Where do you want to take the site in 2015?
We have the Modamily iPhone app coming out next month. We've improved the matching algorithm and the app will focus on optimizing search and messaging. It will make it much easier to receive high quality match recommendations and communicate with them. There are a lot of other things in the works that I can’t talk about it, but stay tuned!
How big is Modamily at this stage, and how big do you think it will be?
We are still a small operation and membership is in the tens of thousands worldwide. I think we can get into the hundreds of thousands in the short term and into the millions over time. Site traffic has been growing gradually with over 200K visitors to the site and well over 1MM page views. The quality of user has been improving, they are spending more time on the site and coming back more often. We have made thousands of connections and dozens of babies have been born because of us.
How have you managed the scaling process?

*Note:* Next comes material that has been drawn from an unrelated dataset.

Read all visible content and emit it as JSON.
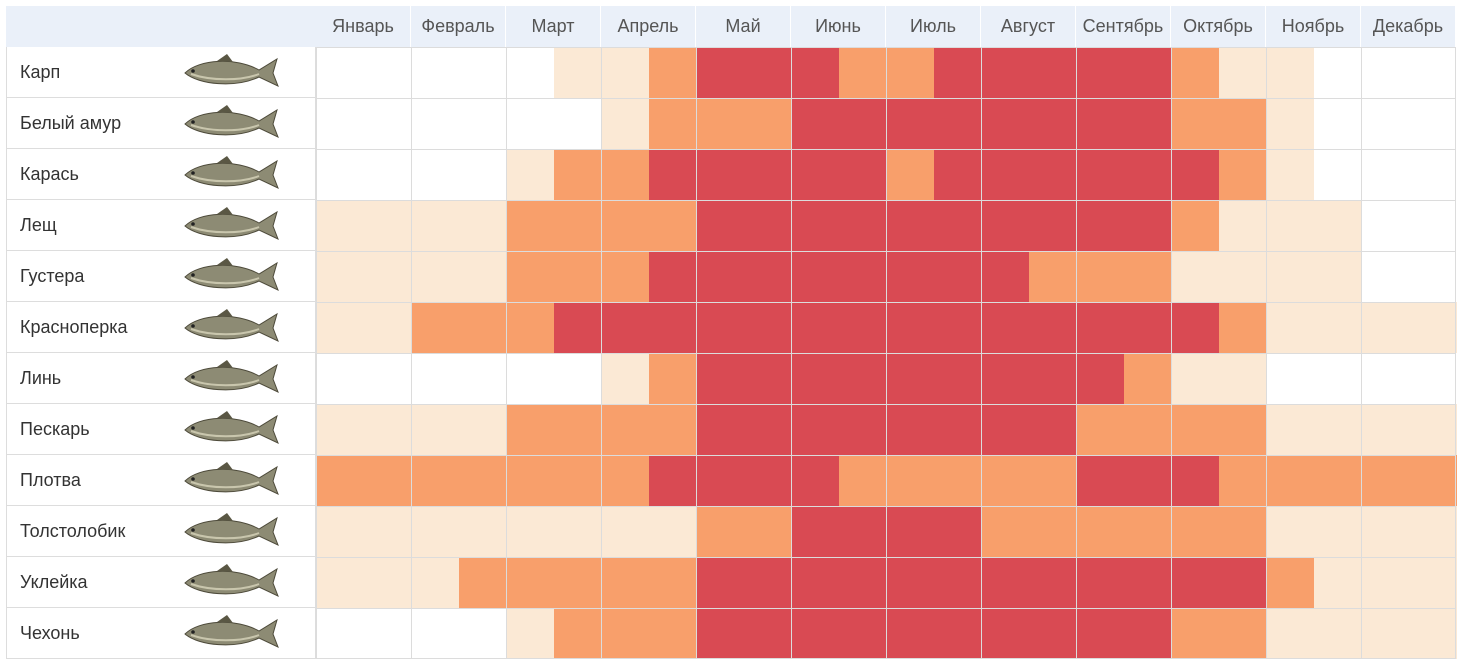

When Modamily launched, we got worldwide attention almost immediately, even when we had 150 people to begin with on the site. It is difficult to service the entire world as a bootstrapped start-up and initially growth was organic and scattered. However, there were some advantages to launching the way we did as well. There is something to be said for breaking through the clutter, becoming the leading co-parenting site in the world while starting a global conversation on what makes a family, and making the word ‘co-parent’ a more mainstream term and parenting option.
For the launch of the iPhone app, we are taking a step back and focusing on more on New York and then Los Angeles and San Francisco shortly after. We need to get some targeted network effects happening in the area where we have the most members and we can then roll out elsewhere similar to what Facebook, Uber, Tinder, and Hinge did and are doing.
I know you use WebPurify. How are they working out for you?
WebPurify provide us with a valuable easy solution to make sure all the content on our site was appropriate. We were getting some major press all over the world and I wanted to have control over the aesthetic of the user’s experience. The early days of developing a company’s brand and identity are so crucial and WebPurify is great at what they do.
Are there any other services that have been useful for you as you scaled?
Yes, the team at Rackspace has been a valuable partner for our server needs. We use Mailchimp for a lot of our email campaigns and in the future, our match recommendations emails. The Proto.io app has been great to preview UX/UI design throughout the whole process. The Basecamp app is a nifty project management tool that we used for the app build as well. I’m exploring using Stripe or Brain Tree for our payment gateway needs.